In 1992, he issued Executive Order No. 92-05, which created and
tasked an ad hoc committee to conduct a thorough study and submit
recommendations on the conversion of Santiago into a city. The
committee was headed by MLGOO Carlos L. Hernal. It was at once
found out that the town's population was not yet large enough to
qualify for cityhood. However, the acute legalistic mind of
Fiscal Valentin Pelayo saw the possibility of cityhood as
contained in the Local Government Code which provides that a
municipality may be converted into a city as long as one of the
two requirements - number of population and volume of revenue -
Being now sure that Santiago had the qualification for cityhood,
Mayor Miranda right away geared for an intelligent attempt at
earning urban distinction for Santiago.

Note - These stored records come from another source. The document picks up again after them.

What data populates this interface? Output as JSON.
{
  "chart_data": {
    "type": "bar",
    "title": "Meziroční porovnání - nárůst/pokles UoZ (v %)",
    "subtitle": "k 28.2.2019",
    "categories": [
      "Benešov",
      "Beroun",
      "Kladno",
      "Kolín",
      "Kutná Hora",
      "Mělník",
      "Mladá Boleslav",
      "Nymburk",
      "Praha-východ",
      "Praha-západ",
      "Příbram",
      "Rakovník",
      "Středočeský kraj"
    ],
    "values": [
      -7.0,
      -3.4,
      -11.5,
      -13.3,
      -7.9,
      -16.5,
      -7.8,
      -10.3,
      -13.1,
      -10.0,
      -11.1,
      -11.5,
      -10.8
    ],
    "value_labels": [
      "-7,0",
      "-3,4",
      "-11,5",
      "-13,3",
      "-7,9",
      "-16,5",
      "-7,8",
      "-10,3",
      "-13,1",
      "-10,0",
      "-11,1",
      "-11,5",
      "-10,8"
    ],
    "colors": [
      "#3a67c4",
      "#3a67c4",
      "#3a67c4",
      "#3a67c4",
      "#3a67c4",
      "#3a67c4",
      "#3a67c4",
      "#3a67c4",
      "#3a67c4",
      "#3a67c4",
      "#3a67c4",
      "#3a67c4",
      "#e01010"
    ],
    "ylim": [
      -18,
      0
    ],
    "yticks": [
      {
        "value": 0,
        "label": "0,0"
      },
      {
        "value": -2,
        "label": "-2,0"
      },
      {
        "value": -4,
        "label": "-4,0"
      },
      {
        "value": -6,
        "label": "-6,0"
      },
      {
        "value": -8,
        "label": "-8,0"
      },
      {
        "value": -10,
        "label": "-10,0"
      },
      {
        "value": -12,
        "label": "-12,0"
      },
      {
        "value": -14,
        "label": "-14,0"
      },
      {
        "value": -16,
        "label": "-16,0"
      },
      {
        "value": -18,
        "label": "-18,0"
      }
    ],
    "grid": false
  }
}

On February 15, 1993, he
signed Executive Order No. 93-03, which created a joint
Executive-Legislative Committee on Cityhood. The fired up Mayor
himself headed the committee whose members included all members
of the Sangguniang Bayan, all the heads of municipal government
offices, and Fiscal Pelayo.
On February 19, 1993, Santiago municipal government officials
visited and toured the cities of San Jose and Cabanatuan in Nueva
Ecija, San Carlos in Pangasinan, and Angeles in Pampanga.
Immediately afterwards, consultations and dialogues regarding
cityhood were conducted to get the people's pulse.
On March 04, 1993, a significant step towards cityhood had been
taken when the Sangguniang Bayan approved Executive Resolution
No. 93-29, which was subsequently endorsed by the Sangguniang
Panlalawigan of Isabela under the leadership of Gov. Benjamin Dy
and Vice Gov. Manuel Binag. In this resolution, authored by all
of the members of the Sangguniang Bayan, Rep. Antonio Abaya was
asked to sponsor a bill providing for the conversion of the
Municipality of Santiago into a city. The Honorable Congressman
obliged and House Bill No. 8817 was filed at the Lower House
under his sponsorship and those of Reps. Albano, Respicio, and
Dy, Jr. On November 25, 1993, the bill was discussed extensively
in a public hearing conducted by the House of Representatives
Committee on Local Government, chaired by Rep. Ciriaco Alfelor of
On December 17, 1993, the bill converting Santiago into an
independent component city was approved by the Lower House.
On February 23, 1994, Senate Bill No. 1243, which had been
sponsored jointly by Sens. Roco and Romulo, the Senate majority
Floor Leader, was presented for public hearing. It was approved
on March 14, 1994 after another public hearing conducted by the
Senate Committee on Local Government, chaired by Sen. Sotto III.
On May 05, 1994, a historic event took place in Malacaņang Palace, Manila, upon the signing of Republic Act No. 7720 by His Excellency, President Fidel V. Ramos, creating the town of Santiago as an independent component city - the first in Region 2.
On July 06, 1994, a plebiscite ratified R.A. 7720 with positive response to cityhood.